Atoms combine together to form molecules, which may have very different physical properties than the elements themselves.
For example, Na (sodium) is an explosive metal, and Cl (chlorine) is a gas. They combine together to form the compound molecule NaCl (halite, common salt). The way in which atoms combine is determined largely by their outermost electrons—their valence electrons. Na has one, lonely valence electron that it is quite willing to give away. Cl has seven valence electrons but space for eight. Thus, it is quite willing to take the electron that Na wants to give away.
The way in which atoms bond takes four main forms:

Ionic bonds form like NaCl, described above, when atoms give away or accept electrons. An atom that does not have the same number of electrons and protons (balanced, with no net charge) is called an ion. In the case of NaCl, the charges are Na⁺ and Cl⁻, as the chlorine has taken a negatively charged electron from sodium. Thus, they have opposite charges, and they attract each other, forming an ionic bond. Because of the ions they form from attract opposite ends of the polar water molecule, many ionic compounds dissolve in water, like salt does.

Covalent bonds are strong, based on the sharing of electrons.  For example, carbon can either give or accept four electrons, allowing it to share electrons in long carbon chains, the building blocks of life. Pure carbon that is extremely heated and compressed becomes diamond, where the carbon is covalently bonded in three dimensions, giving diamonds their extreme hardness.

Metallic bonds are similar to ionic bonds, except the electrons flow freely in a soup of metal atoms, such as copper, Cu. No one electron is attached to any particular metal atom. Thus, if we push electrons in one place, they flow out somewhere else. This flow of electrons is electricity.

Weak intermolecular bonds form between molecules that may be bonded in other ways.

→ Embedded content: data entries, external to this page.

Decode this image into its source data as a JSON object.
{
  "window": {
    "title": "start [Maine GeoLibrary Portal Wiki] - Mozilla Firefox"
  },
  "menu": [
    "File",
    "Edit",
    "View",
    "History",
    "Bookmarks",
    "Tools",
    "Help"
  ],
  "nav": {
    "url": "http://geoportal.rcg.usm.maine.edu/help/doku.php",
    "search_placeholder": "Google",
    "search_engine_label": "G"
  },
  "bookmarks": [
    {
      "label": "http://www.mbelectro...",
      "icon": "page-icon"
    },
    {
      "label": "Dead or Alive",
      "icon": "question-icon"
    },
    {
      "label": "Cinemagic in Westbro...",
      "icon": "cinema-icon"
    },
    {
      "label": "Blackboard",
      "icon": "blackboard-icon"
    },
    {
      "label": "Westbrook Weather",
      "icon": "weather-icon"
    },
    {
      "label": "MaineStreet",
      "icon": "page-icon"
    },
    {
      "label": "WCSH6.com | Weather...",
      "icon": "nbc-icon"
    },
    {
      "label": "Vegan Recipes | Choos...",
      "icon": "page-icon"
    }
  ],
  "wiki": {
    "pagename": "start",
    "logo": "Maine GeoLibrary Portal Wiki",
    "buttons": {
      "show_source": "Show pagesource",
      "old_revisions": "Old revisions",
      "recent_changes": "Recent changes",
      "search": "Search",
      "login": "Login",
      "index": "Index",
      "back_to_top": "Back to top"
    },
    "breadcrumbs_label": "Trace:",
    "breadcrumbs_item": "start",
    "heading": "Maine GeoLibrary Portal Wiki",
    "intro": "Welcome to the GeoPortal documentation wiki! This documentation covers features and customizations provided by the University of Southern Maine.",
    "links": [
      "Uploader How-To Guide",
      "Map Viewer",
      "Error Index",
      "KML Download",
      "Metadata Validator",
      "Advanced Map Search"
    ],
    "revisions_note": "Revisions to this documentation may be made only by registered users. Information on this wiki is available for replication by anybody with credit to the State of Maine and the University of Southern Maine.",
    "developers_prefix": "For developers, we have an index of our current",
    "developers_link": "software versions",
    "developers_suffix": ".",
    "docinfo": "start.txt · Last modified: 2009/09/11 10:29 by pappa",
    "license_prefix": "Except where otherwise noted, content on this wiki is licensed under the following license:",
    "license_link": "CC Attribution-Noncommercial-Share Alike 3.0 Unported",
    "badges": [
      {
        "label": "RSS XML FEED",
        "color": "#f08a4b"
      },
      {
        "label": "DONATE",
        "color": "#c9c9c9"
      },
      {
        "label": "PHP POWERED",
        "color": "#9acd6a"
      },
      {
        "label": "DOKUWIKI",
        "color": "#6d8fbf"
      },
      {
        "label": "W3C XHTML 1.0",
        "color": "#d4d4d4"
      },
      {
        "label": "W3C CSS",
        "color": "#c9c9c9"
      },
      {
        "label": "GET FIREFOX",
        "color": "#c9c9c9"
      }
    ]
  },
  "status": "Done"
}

Diamonds and graphite are both pure carbon, but diamonds are bonded covalently in three dimensions, while graphite is bonded covalently in sheets. Between the sheets, graphite is bonded with weak intermolecular bonds. Graphite is what your pencil lead is made of—there is no lead metal, Pb, in it. When you write, you are dragging sheets of graphite onto your paper.

Minerals  Minerals are specific types of chemical compounds. Their properties include the following:

solid: liquids don’t count as minerals.

naturally occuring: man-made solids, like cubic zirconia, aren’t minerals, though if they duplicate naturally occurring minerals, such as diamond, we often count them anyway.

having a specific composition: All minerals are formed from bonded elements in specific proportions and manner. The mineral galena is formed from aroms of lead and sulfur, bonded one-to-one as PbS. Quartz is formed from silicon (Si) and oxygen (O), with twice as many oxygen atoms as silicon, SiO₂

having a definite crystal structure: Just as it’s possible to connect Legos in multiple structures, atoms bond in a variety of forms, such as carbon forming both diamond and graphite, as discussed above. Temperature, pressure, and the presence of other elements can all affect which structure forms. And some solids, such as glass, don’t have a crystal structure at an atomic level. Glass is made from melted quartz, but it is cooled so quickly that crystals don’t have a chance to grow.  This accounts for quartz scratching glass despite being made of the same elements.

inorganic: Wood is a solid but not a mineral. Organic means something is, or once was, alive, or is derived from something that was alive. Gasoline is formed of organic molecules whose original source was microscopic living marine organisms. Only inorganic compounds can be minerals.